Senior Australian batsman Mike Hussey believes Hughes should continue playing his natural attacking game.
“I just think it’s important for him to keep a real clear mind and to keep playing his way,” Hussey said.
“He’s had success playing his way. He’s still put together some really good scores for us in difficult conditions in Sri Lanka (126) and South Africa (88).
“He works extremely hard and he knows the areas he needs to work on.”
Australia remained unbeaten at the Gabba since 1988 with their emphatic victory over New Zealand, who are without a Test win in Australia since 1985.
“We don’t play as much Test cricket as some of the other nations but we need to learn quicker than we are at the moment,” Taylor said.
“That’s the ultimate goal, to apply pressure for as long as possible and absorb it as for as long as possible as well.”
Australia unearthed another match-winning fast bowler in 21-year-old James Pattinson, who took five for 27 to help rout New Zealand for 150 in their second innings at the Gabba.
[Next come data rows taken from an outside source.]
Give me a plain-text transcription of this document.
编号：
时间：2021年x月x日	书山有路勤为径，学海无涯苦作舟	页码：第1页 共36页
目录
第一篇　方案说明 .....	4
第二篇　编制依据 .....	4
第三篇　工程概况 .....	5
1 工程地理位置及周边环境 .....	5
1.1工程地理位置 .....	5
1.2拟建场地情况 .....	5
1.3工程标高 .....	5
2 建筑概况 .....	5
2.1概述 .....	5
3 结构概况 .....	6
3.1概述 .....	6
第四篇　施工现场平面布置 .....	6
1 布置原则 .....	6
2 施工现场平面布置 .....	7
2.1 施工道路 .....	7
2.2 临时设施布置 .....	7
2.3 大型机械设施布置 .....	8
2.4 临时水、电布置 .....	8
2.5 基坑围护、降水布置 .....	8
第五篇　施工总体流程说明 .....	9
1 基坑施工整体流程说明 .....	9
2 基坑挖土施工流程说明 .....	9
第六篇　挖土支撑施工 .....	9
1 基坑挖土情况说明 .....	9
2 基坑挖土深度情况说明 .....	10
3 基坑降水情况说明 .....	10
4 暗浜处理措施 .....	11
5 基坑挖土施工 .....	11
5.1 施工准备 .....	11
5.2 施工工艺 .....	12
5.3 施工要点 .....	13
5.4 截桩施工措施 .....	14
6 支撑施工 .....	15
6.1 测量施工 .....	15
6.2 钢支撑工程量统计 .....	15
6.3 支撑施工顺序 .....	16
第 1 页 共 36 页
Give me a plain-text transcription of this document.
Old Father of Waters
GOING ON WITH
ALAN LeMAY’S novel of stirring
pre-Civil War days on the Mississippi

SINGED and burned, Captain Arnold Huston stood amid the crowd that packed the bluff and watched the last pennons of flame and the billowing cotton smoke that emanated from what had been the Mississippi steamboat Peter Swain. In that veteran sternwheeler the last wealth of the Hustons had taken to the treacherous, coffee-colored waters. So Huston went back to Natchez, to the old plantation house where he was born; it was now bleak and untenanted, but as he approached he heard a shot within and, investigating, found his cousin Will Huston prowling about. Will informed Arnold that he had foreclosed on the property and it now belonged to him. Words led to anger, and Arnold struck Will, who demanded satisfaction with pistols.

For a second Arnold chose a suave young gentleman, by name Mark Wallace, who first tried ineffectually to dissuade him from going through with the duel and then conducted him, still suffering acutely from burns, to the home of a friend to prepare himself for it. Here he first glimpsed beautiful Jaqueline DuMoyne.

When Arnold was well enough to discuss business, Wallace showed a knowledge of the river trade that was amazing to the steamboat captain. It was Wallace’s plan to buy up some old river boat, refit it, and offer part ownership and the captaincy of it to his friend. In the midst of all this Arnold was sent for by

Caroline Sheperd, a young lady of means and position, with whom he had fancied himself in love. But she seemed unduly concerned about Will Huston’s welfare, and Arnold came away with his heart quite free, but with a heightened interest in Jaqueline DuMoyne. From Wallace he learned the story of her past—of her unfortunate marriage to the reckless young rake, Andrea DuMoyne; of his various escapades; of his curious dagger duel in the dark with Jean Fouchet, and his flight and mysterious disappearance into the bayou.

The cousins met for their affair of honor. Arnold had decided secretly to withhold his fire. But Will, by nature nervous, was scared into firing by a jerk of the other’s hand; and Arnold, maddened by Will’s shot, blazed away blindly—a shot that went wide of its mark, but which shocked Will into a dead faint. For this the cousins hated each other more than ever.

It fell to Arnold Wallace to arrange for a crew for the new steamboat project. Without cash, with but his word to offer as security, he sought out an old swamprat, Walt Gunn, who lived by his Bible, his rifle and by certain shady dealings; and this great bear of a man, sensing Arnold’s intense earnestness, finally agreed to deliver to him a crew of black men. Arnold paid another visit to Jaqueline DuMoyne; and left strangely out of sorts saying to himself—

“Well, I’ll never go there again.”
Michael Clarke has welcomed the inclusion of Christian in the squad.
“He gives us options and that’s what we’re looking at in regards to the wicket in Hobart,” Clarke said.
“We don’t know what we’re going to get. It is always nice to have another option in regards to your bowling.”
Australia have never lost a Test in the total of nine played at Hobart’s Bellerive Oval, although the Kiwis have drawn twice in three Tests at the ground.